“I wish I had a brother like Serge.”

“I’ve never seen Serge, so, you see, it doesn’t really make much difference.”

“You’ve never been only begotten, so you don’t know, Miss Folyat.”

Annette left it at that. She never knew what Deedy was thinking. She hardly knew what she thought herself, and her notions of other people were axiomatic, based on uncritical acceptance of her mother’s assumptions. She regarded herself as a very ordinary person—(at school she had thought herself neither above nor below the general run of girls, and had done the things they did, and talked of the things they talked of, very largely because they did them and talked of them). She felt a little resentfully that Deedy was an extraordinary person, but put it down to her deformity and pitied her. Being very active herself she could imagine no greater misfortune, except perhaps being deaf, like Beethoven, than to be unable to run and jump and swim.

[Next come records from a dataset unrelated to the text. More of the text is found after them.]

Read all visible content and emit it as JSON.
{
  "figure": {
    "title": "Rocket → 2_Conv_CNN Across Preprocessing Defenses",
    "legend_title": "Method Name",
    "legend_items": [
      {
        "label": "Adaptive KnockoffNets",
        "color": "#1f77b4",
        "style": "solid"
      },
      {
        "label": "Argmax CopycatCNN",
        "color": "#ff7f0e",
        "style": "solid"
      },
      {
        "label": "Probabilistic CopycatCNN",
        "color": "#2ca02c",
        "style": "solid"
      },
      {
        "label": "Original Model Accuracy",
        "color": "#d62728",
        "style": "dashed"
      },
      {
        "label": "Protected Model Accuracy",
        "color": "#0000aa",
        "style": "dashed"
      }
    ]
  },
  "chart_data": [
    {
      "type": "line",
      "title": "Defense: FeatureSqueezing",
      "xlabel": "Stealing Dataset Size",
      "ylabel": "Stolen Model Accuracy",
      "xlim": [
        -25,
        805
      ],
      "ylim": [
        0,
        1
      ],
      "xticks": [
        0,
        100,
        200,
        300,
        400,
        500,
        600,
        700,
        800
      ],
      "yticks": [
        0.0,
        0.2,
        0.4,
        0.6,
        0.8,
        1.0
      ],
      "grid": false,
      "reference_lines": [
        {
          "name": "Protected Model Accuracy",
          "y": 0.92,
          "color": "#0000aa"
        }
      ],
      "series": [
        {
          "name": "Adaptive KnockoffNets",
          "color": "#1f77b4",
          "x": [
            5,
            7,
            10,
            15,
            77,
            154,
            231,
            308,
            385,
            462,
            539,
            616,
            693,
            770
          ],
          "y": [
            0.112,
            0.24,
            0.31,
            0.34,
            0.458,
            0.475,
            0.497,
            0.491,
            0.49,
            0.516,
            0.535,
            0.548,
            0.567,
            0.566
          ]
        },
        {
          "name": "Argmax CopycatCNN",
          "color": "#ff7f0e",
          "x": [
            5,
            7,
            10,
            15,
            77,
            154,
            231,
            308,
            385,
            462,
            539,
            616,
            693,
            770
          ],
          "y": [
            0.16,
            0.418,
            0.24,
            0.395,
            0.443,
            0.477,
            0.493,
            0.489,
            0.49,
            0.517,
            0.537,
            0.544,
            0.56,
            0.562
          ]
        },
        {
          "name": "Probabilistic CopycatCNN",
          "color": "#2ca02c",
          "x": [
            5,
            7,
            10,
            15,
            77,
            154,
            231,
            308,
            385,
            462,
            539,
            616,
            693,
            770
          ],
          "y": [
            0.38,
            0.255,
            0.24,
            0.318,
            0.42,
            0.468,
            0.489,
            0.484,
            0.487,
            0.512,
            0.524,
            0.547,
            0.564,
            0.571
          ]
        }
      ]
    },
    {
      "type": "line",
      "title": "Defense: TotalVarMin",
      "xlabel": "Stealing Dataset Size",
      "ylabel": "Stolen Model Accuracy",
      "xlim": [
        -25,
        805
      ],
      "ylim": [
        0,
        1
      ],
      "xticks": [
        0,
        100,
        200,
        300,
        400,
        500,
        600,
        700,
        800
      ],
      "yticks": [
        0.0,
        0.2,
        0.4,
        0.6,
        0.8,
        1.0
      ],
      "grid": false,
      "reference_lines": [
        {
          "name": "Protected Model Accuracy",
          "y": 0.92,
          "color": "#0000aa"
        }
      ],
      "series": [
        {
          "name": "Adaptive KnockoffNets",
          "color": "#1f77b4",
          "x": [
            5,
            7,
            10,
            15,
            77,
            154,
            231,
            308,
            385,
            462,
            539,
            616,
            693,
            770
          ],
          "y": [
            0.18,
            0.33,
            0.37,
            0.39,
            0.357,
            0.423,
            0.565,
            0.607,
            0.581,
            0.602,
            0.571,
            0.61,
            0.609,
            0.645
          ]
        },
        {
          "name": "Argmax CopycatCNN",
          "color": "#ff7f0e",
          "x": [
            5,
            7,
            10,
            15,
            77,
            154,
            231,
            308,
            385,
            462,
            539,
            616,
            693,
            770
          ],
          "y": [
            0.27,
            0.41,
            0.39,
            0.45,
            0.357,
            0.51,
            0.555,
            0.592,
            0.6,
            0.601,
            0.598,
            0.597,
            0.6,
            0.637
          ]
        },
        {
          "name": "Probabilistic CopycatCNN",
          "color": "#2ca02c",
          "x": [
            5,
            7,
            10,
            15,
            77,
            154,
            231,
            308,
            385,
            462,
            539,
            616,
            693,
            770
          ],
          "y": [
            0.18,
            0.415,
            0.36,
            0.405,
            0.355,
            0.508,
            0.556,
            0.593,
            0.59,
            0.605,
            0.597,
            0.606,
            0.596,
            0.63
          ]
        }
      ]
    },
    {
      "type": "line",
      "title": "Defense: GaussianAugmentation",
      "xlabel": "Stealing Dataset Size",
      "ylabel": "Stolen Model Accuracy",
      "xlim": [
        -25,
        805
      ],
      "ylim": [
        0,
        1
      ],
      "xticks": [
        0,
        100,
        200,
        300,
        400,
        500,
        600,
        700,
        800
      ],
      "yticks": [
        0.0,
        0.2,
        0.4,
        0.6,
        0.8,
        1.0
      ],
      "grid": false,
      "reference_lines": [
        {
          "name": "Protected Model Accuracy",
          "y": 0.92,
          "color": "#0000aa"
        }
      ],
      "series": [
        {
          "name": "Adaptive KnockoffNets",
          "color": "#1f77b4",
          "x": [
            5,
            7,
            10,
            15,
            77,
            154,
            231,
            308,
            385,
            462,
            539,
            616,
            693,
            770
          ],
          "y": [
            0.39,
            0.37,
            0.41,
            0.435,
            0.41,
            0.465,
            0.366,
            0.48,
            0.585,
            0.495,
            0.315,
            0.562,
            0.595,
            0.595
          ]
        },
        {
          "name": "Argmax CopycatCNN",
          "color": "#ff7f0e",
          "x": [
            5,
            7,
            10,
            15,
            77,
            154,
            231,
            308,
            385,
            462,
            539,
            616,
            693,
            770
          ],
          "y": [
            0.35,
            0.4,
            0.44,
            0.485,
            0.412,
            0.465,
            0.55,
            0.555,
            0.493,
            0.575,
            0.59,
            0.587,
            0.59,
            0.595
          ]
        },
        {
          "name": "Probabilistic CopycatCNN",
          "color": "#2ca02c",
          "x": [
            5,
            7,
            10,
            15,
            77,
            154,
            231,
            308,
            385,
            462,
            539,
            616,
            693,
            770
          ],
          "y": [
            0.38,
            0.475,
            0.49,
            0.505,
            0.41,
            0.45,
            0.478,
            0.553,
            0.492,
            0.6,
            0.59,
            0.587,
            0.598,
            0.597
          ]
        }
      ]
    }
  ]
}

She loved swimming, and every morning would go up the beck to Deedy’s pool and plunge into the cold water or sit under the little waterfall. And then she would lie in the soft grass and rub her body over with crushed flowers, and laugh for the joy and freedom of it all. And she would come back with her hair lank and wet—there was very little of it, and that thin in texture—and wake Deedy and tell her how the morning was full of song. . . . Often when they sat by the pool in the evening the child would make her talk about the water and how it felt when it kissed her body, and one day Deedy said:

“Swim now.”

It was a very hot August day, and Annette had been narrating an adventure of Serge, based on the works of Edward S. Ellis, how he had swum two hundred yards Under water in an American river and surprised and captured an Indian spy. The description of under-water had been singularly vivid, and the beck was in mid-flood and very clamorous. Annette slipped out of her clothes and dived into the pool and lay there floating, her eyes closed and her hair floating out and her white body shimmering mysteriously through the water. Deedy crawled to the edge of the pool and looked down.

“Don’t lie still. Swim!”

Annette kicked up a white spume of water and Deedy clapped her hands.